At the time people thought I had deliberately chosen a bad example of Matisse's work out of malice. This is quite untrue. I thought it was a key picture then and still do. Critics are always talking about this and that influence on Matisse's work. Well, the influence on Matisse when he painted this work was his children, who had just started to draw. Their naive drawings fascinated him and completely changed his style. Nobody realizes this, and yet it's one of the keys to Matisse.

Pablo Picasso

One of the books I'm reading now is Jonathan Fineberg's the Innocent Eye: Children's Art and the Modern Artist. It's got some great pictures and some illuminating new detail on how artists have learned from children, their own and others. Matisse, as mentioned above, was one. Fauvism, of which he was the grandaddy, had a lot to do with going color happy in a childlike way. And in the early 20th century Kandinsky and his then-girlfriend Gabriele Munter had a gallery where they actually exhibited children's paintings and drawings, alongside their own and their friends'. (This was before most people had refridgerators, as such.

2 comments:

susan said...

Picasso was often pleased to say that as a child he could paint like Raphael (and it's true) but that it took him years to learn to draw like a child.
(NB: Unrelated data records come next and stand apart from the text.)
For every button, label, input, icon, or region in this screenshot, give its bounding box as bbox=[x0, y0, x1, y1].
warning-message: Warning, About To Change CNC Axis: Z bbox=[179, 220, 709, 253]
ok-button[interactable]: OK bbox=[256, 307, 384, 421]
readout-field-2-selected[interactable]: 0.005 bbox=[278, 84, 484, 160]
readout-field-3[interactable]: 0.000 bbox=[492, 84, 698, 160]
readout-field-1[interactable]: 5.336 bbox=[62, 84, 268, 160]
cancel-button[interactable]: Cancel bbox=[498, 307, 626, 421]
Not that his work was childlike since most children (unlike Picasso) don't have full hand/eye coordination or training. What they do have is boundless enthusiasm and the ability to delight in shapes and color.

Personally, I'd love to share some space with a Kandinsky but his daughter's work would likely be relegated to the refrigerator door.

Ben said...

Picasso himself also, of course, comes in for treatment in this book. He also liked to observe his kids as they drew, and in fact set aside space in his sketchbook for things children did. There's a great painting of his daughter Maya with one of her dolls.

The fridge? Ah well, gotta start somewhere.